68 任務初日
そして週が明けて迎えた任務初日、今日から私たち戦術騎士隊アルタイルによるシュヴァルニ魔導学園での潜入捜査が始まった。
「はじめまして。私が学園長のモニカ=シュヴァルニです」
ゆったりとした足取りで応接室に入ってきた女性の姿に、私は思わず見惚れる。
肩口から背中にかけて流れる水色の長い髪が、とても綺麗で、繊細に揺れるその一房一房は絹糸のようだ。整った顔立ちが作るたおやかな微笑みは、誰をも無警戒にさせてしまうような不思議な魅力を持っている。
本当にこの女性がクリス団長の言っていた守銭奴なの……? どう見ても強欲でがめつい人物には見えない。むしろ慈愛に満ちた教育者の鏡といった雰囲気ですらある。けれど、人は見かけによらないとも言うし、団長が適当なことを言うはずがないし……。
頭の中でそう呟きながら私と、彼らは反射的にソファから立ち上がる。
立ち上がるタイミングはさることながら、姿勢を正すに至るまでの動作がぴたりと揃っている。アルタイルとして行動するうちに、なんだかんだそうした所作が無意識のうちに身体へ染み付いてしまった。
こんな私の姿を、母が見たらなんと言うだろうか。立派に育ったと感動するよりも、変な物を拾って食べたんじゃないかと心配されそうだな……。
表情を崩さぬまま内心で苦笑する私を見て、モニカ学園長はくすりと可笑しそうに笑った。
「そんなにかしこまっていては、すぐに正体が露見してしまうわよ。どうぞ、楽にして」
芯の通った声に促され、私たちはまたしても同じタイミングと挙動でソファへ腰を下ろすと、彼女は微苦笑を浮かべたまま肩をすくめた。
「子供たちは意外とよく見ているものよ。言葉遣いだけじゃなくて、仕草や間の取り方、そういう細かいところで違和感を覚えるものだから、くれぐれも注意してちょうだいね」
私は意識的に肩の力を抜きつつ、「分かりました」と頷く。
「ナイトメアがこの学園に持ち込まれたなんて、正直信じたくはないのだけれど、もし事実であれば重大な問題よ。学園という人が密集する環境で使用されたら、その影響は計り知れないものになる。なによりこの事は内部にも外部にも知られるわけにはいかない。だからできる限り迅速に、秘密裏に回収してほしいの」
彼女は語気を強める。
「学園長は、ナイトメアがどういうものかご存知なのですか?」エドガーが問いかけた。
魔導学園の長たる彼女なら魔術に精通しているはずだ。

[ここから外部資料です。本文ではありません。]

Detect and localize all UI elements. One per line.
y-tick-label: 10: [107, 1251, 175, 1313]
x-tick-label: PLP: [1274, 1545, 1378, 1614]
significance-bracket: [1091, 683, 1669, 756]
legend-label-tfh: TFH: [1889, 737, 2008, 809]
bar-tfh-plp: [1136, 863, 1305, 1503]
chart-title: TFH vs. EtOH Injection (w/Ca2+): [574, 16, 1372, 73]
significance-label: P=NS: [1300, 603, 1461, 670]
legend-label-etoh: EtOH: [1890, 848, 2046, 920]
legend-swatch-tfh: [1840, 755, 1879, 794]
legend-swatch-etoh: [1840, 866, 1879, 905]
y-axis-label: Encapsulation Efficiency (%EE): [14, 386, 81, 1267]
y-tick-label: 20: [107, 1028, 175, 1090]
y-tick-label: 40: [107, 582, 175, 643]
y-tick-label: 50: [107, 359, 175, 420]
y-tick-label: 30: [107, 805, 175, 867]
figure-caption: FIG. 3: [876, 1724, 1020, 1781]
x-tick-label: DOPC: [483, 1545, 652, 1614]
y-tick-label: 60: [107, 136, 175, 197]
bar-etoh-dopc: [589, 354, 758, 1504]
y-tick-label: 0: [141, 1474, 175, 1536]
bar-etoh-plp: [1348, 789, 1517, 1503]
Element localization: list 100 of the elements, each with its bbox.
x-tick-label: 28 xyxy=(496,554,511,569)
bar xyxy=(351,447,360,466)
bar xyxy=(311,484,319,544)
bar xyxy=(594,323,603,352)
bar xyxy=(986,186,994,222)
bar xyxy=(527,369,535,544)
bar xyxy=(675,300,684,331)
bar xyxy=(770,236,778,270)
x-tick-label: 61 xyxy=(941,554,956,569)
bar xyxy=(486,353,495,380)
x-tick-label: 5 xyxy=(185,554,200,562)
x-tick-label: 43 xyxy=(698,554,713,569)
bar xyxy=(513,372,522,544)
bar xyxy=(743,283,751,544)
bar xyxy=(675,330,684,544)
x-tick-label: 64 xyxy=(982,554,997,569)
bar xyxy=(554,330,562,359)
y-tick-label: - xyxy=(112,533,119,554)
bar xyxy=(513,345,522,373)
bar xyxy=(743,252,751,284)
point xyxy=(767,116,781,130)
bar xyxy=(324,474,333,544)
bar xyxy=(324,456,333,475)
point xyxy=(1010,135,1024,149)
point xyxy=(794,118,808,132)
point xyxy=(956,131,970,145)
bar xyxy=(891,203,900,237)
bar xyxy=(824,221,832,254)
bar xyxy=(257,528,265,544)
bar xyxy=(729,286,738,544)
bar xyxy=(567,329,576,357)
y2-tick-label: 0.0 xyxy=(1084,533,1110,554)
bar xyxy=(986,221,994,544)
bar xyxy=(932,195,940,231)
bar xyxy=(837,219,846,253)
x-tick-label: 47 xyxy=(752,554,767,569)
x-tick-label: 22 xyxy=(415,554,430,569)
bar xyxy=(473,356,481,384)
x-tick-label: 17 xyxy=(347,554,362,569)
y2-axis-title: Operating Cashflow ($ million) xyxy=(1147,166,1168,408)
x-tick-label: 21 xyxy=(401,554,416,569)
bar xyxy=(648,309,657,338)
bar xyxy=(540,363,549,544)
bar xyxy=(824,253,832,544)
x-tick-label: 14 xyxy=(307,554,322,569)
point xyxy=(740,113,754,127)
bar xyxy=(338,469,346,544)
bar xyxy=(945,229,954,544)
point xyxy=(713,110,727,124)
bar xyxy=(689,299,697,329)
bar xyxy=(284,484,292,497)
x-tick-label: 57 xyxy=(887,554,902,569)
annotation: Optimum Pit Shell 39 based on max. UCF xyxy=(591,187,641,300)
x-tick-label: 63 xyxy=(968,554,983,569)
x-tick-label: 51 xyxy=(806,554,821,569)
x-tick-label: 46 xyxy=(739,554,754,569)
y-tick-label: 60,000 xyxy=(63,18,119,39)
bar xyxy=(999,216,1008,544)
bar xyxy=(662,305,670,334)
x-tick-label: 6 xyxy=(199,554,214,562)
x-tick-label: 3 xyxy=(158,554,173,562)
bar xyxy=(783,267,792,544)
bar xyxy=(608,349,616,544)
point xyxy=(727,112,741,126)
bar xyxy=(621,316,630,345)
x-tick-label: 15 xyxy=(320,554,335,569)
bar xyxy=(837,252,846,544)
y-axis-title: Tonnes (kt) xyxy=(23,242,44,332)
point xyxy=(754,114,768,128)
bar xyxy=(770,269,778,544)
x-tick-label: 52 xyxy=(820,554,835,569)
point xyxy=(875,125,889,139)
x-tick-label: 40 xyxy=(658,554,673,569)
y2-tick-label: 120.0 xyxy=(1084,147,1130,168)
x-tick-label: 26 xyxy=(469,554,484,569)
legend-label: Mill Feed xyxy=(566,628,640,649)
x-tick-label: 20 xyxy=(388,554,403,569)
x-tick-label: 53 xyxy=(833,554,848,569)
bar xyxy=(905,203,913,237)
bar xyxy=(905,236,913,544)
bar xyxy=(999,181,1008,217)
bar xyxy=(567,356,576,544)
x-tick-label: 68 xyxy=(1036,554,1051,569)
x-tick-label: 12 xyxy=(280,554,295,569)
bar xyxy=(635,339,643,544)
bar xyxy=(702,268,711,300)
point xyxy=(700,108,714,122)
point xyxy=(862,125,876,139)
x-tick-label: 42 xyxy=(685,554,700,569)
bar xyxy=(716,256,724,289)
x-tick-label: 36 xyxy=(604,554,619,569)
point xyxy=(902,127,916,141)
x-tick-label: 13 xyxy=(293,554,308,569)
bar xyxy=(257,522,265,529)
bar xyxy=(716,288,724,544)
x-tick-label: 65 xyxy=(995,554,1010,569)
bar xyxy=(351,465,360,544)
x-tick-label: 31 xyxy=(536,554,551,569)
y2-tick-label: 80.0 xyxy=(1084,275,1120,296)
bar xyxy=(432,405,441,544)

しかし彼女は首を横に振り、わずかに視線を落とした。
ちなみに、〝ルーン学科〟を担当するエドガーは教師用のローブを着用している。自然に着こなすその姿は、すでに先生の風格があり、外見上はまったく違和感がない。
ただ、こんな美形の教師がいてたまるかと思ってしまう。
「残念ながら、私も噂でしか知らないの。悪魔の古代兵器と呼ばれるナイトメアは、強力な催眠作用を持つとも、感染者に絶望を与えて精神を破壊するとも言われているけれど、どれも断片的な情報ばかりで確証はないわ。ただ、過去に存在したことは事実よ」
「液体なのか固体なのか、それとも気体なのか、それすら分からないのか?」
続いて質問したクラウディオは、剣術教師を仰せつかっている。
この学園には魔導剣士養成コースというものがあるらしく、剣術を専門に教える教師が在籍しているのだ。
エドガーが着用する、いかにも教授っぽいローブではなく、シャツにズボンに編み上げブーツという動きやすい服装だ。衛士をしていた頃と似たような雰囲気で、違和感はあまりない。ただ、こんなイケメンの体育教師がいてたまるかと思ってしまう。